In: Rialto, Amsterdam; Lantaren/Venster, Rotterdam; Haags Filmhuis; 't Hoogt, Utrecht; Cinemariënburg, Nijmegen

Derde film van Tsai Ming-liang toont geestelijke ontreddering en leegte in Taipei


Lee Kang shen en Miao Tien als zijn vader
in The River

Elk broos en lang camerashot tart de saaiheid

Door DANA LINSSEN
Alles is tot stilstand gekomen in The River. Sommige takes zijn zo lang aangehouden en zo broos dat je niet eens meer met je ogen durft te knipperen uit angst dat ze dan toch opeens voorbij zullen zijn.

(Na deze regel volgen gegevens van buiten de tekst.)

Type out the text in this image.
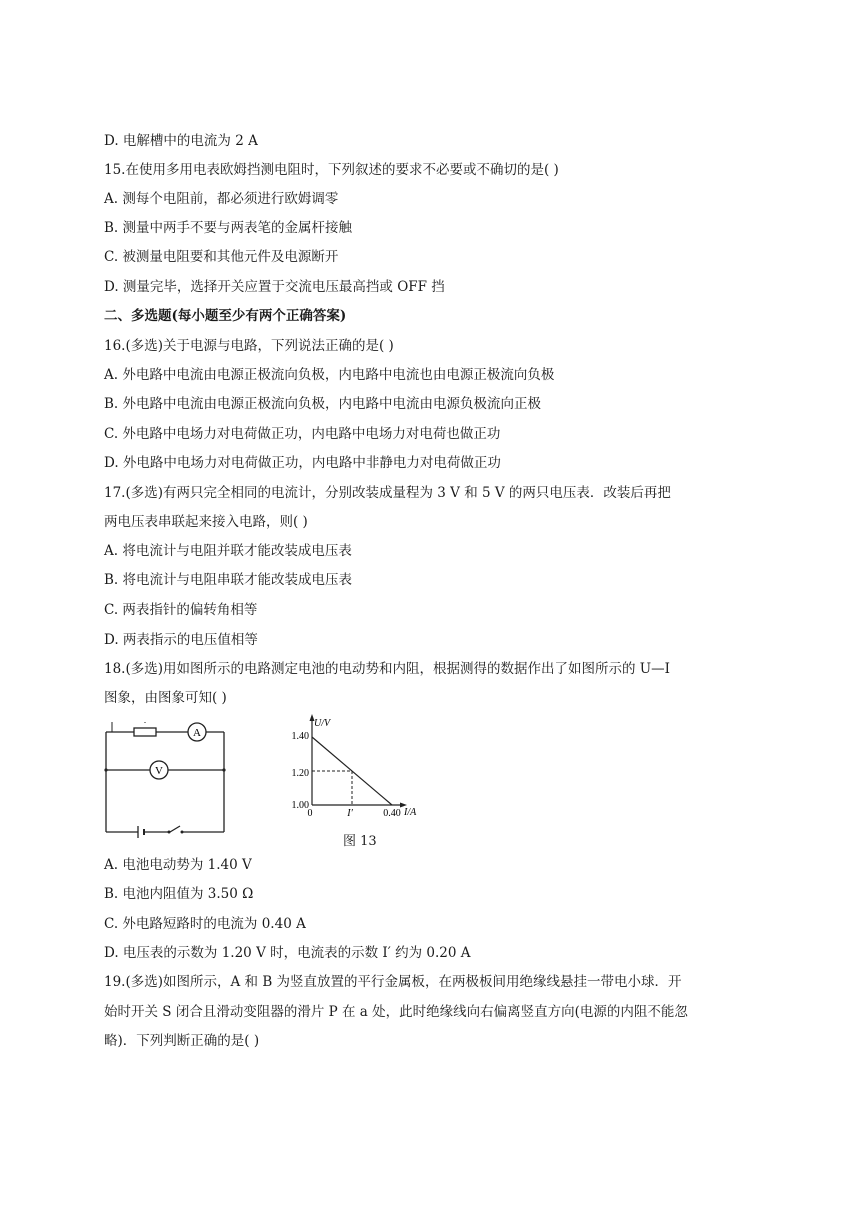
D. 电解槽中的电流为 2 A
15.在使用多用电表欧姆挡测电阻时，下列叙述的要求不必要或不确切的是( )
A. 测每个电阻前，都必须进行欧姆调零
B. 测量中两手不要与两表笔的金属杆接触
C. 被测量电阻要和其他元件及电源断开
D. 测量完毕，选择开关应置于交流电压最高挡或 OFF 挡
二、多选题(每小题至少有两个正确答案)
16.(多选)关于电源与电路，下列说法正确的是( )
A. 外电路中电流由电源正极流向负极，内电路中电流也由电源正极流向负极
B. 外电路中电流由电源正极流向负极，内电路中电流由电源负极流向正极
C. 外电路中电场力对电荷做正功，内电路中电场力对电荷也做正功
D. 外电路中电场力对电荷做正功，内电路中非静电力对电荷做正功
17.(多选)有两只完全相同的电流计，分别改装成量程为 3 V 和 5 V 的两只电压表．改装后再把
两电压表串联起来接入电路，则( )
A. 将电流计与电阻并联才能改装成电压表
B. 将电流计与电阻串联才能改装成电压表
C. 两表指针的偏转角相等
D. 两表指示的电压值相等
18.(多选)用如图所示的电路测定电池的电动势和内阻，根据测得的数据作出了如图所示的 U—I
图象，由图象可知( )
A
V
U/V
I/A
1.40
1.20
1.00
0	I′	0.40
图 13
A. 电池电动势为 1.40 V
B. 电池内阻值为 3.50 Ω
C. 外电路短路时的电流为 0.40 A
D. 电压表的示数为 1.20 V 时，电流表的示数 I′ 约为 0.20 A
19.(多选)如图所示，A 和 B 为竖直放置的平行金属板，在两极板间用绝缘线悬挂一带电小球．开
始时开关 S 闭合且滑动变阻器的滑片 P 在 a 处，此时绝缘线向右偏离竖直方向(电源的内阻不能忽
略)．下列判断正确的是( )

Alleen het water stroomt: troebel en doelloos in de vergiftigde Tanshui-rivier die de derde speelfilm van de Taiwanese regisseur Tsai Ming-liang zijn naam geeft. Of het gulpt gulzig en oncontroleerbaar door het plafond van het appartement waar de drie hoofdpersonen wonen en stolt in trage wasemparels op de lichamen van de bezoekers van de gay-sauna's van Taipei.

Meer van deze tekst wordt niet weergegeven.